Maka, kebahagiaan besar bagi para muadzin, Anda didoakan ampunan
oleh Nabi Shallallahu ‘Alaihi
wa Sallam.
5. Surga bagi para muadzin
Bergembiralah para muadzin dengan berita ini.

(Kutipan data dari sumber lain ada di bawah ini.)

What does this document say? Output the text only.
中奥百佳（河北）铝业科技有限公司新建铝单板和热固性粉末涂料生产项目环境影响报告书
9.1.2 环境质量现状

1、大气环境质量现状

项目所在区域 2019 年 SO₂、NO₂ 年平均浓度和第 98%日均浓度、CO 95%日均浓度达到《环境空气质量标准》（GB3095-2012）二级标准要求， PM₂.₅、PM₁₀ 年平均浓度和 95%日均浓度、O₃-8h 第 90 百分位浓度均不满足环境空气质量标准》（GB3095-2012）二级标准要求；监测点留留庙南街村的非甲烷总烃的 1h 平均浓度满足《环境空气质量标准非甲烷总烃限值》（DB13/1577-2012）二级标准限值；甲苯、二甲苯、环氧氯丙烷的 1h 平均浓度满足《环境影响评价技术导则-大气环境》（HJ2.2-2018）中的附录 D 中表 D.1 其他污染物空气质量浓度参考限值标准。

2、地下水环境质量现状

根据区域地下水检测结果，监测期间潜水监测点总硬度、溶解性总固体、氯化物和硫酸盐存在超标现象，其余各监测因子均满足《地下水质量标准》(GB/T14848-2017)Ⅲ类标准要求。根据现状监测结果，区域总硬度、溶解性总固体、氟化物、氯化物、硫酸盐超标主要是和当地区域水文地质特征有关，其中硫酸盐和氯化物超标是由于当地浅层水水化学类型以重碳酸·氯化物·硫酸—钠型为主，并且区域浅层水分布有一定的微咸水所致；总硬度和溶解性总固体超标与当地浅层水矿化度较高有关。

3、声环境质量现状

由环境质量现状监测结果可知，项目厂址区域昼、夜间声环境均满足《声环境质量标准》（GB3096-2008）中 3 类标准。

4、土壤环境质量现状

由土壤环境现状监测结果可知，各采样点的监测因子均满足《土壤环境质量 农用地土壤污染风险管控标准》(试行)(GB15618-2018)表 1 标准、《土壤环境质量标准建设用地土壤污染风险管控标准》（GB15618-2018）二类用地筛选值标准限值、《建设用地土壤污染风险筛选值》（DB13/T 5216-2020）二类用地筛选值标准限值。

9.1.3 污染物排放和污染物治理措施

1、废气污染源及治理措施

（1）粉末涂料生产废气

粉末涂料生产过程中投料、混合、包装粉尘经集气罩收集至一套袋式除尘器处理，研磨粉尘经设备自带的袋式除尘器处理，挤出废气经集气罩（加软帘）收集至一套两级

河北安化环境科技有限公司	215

Dari ‘Uqbah bin
‘Amir radhiallahu ‘anhu,
bahwa Nabi Shallallahu
‘Alaihi wa Sallam bersabda:
يَعْجَبُ رَبُّكَ مِنْ رَاعِي غَنَمٍ فِي
رَأْسِ شَظِيَّةِ الْجَبَلِ يُؤَذِّنُ بِالصَّلَاةِ وَيُصَلِّي، فَيَقُولُ اللَّهُ
عَزَّ وَجَلَّ: انْظُرُوا إِلَى عَبْدِي هَذَا يُؤَذِّنُ وَيُقِيمُ الصَّلَاةَ
يَخَافُ مِنِّي، قَدْ غَفَرْتُ لِعَبْدِي وَأَدْخَلْتُهُ الْجَنَّةَ
“Rabbmu takjub dengan penggembala kambing diatas bukit yang
melakukan adzan lalu sholat, maka Allah ‘Azza wa Jalla berfirman
: “lihatlah hambaku ini! ia adzan dan iqomat karena takut kepadaku, maka
Aku telah mengampuni hamba-Ku dan memasukkannya kedalam surga” (HR. Abu
Daud no. 1203, Ibnu Hibban no. 1660, dishahikan Al Albani dalam Shahih Sunan Abi Daud).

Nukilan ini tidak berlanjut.